1. ## Fill in missing step please!

Hi, I am probably an idiot for missing this but im sick of staring at this problem i thought i would come here to be enlightened. anyways
phase 1
assuming n,m > 0 and real numbers and m > n
$\frac{1}{2^n}\left(1+\frac{1}{2}+...+\frac{1}{2^{m-n-1}}\right)$
phase 2
$\frac{1}{2^n}\cdot\frac{\left(1-(\frac{1}{2})^{m-n-1+1}\right)}{1-\frac{1}{2}}$

there are all equal statements im told, but I have no clue the 'trick' to widdle this down from phase 1 to phase 2. thanks in advance

2. Let $S = 1 + r + r^2 + \cdots + r^n$. Then $1+rS = 1 + r + r^2 + \cdots + r^n + r^{n+1} = S + r^{n+1}$ and rearranging gives $S = {1-r^{n+1}\over1-r}$. Use this (with r=1/2) to get from phase 1 to phase 2.
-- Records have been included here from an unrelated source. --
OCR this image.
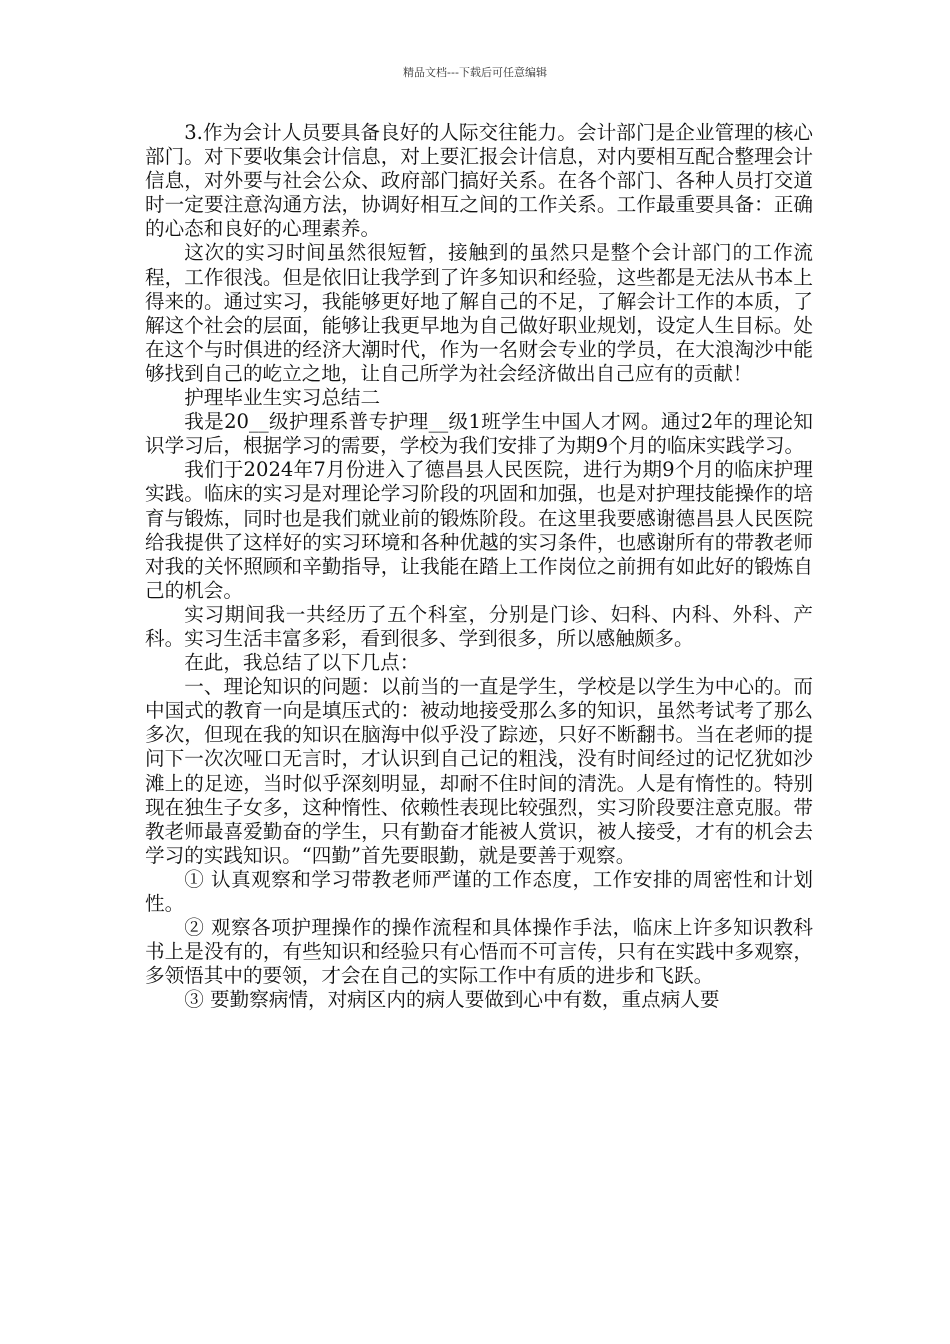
精品文档---下载后可任意编辑

3.作为会计人员要具备良好的人际交往能力。会计部门是企业管理的核心部门。对下要收集会计信息，对上要汇报会计信息，对内要相互配合整理会计信息，对外要与社会公众、政府部门搞好关系。在各个部门、各种人员打交道时一定要注意沟通方法，协调好相互之间的工作关系。工作最重要具备：正确的心态和良好的心理素养。

这次的实习时间虽然很短暂，接触到的虽然只是整个会计部门的工作流程，工作很浅。但是依旧让我学到了许多知识和经验，这些都是无法从书本上得来的。通过实习，我能够更好地了解自己的不足，了解会计工作的本质，了解这个社会的层面，能够让我更早地为自己做好职业规划，设定人生目标。处在这个与时俱进的经济大潮时代，作为一名财会专业的学员，在大浪淘沙中能够找到自己的屹立之地，让自己所学为社会经济做出自己应有的贡献！

护理毕业生实习总结二

我是20__级护理系普专护理__级1班学生中国人才网。通过2年的理论知识学习后，根据学习的需要，学校为我们安排了为期9个月的临床实践学习。

我们于2024年7月份进入了德昌县人民医院，进行为期9个月的临床护理实践。临床的实习是对理论学习阶段的巩固和加强，也是对护理技能操作的培育与锻炼，同时也是我们就业前的锻炼阶段。在这里我要感谢德昌县人民医院给我提供了这样好的实习环境和各种优越的实习条件，也感谢所有的带教老师对我的关怀照顾和辛勤指导，让我能在踏上工作岗位之前拥有如此好的锻炼自己的机会。

实习期间我一共经历了五个科室，分别是门诊、妇科、内科、外科、产科。实习生活丰富多彩，看到很多、学到很多，所以感触颇多。

在此，我总结了以下几点：

一、理论知识的问题：以前当的一直是学生，学校是以学生为中心的。而中国式的教育一向是填压式的：被动地接受那么多的知识，虽然考试考了那么多次，但现在我的知识在脑海中似乎没了踪迹，只好不断翻书。当在老师的提问下一次次哑口无言时，才认识到自己记的粗浅，没有时间经过的记忆犹如沙滩上的足迹，当时似乎深刻明显，却耐不住时间的清洗。人是有惰性的。特别现在独生子女多，这种惰性、依赖性表现比较强烈，实习阶段要注意克服。带教老师最喜爱勤奋的学生，只有勤奋才能被人赏识，被人接受，才有的机会去学习的实践知识。“四勤”首先要眼勤，就是要善于观察。

① 认真观察和学习带教老师严谨的工作态度，工作安排的周密性和计划性。

② 观察各项护理操作的操作流程和具体操作手法，临床上许多知识教科书上是没有的，有些知识和经验只有心悟而不可言传，只有在实践中多观察，多领悟其中的要领，才会在自己的实际工作中有质的进步和飞跃。

③ 要勤察病情，对病区内的病人要做到心中有数，重点病人要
3. Originally Posted by fizzle45
Hi, I am probably an idiot for missing this but im sick of staring at this problem i thought i would come here to be enlightened. anyways
phase 1
assuming n,m > 0 and real numbers and m > n
$\frac{1}{2^n}\left(1+\frac{1}{2}+...+\frac{1}{2^{m-n-1}}\right)$
phase 2
$\frac{1}{2^n}\cdot\frac{\left(1-(\frac{1}{2})^{m-n-1+1}\right)}{1-\frac{1}{2}}$

there are all equal statements im told, but I have no clue the 'trick' to widdle this down from phase 1 to phase 2. thanks in advance
If n,m are, in addition, integers, then this is just an application of the formula for the sum of a geometric series:
$1+q+q^2+\cdots+q^N=\frac{1-q^N}{1-q}$
were $q=\frac{1}{2}$ and $N=m-n-1$

4. thank for quick response guys very helpful!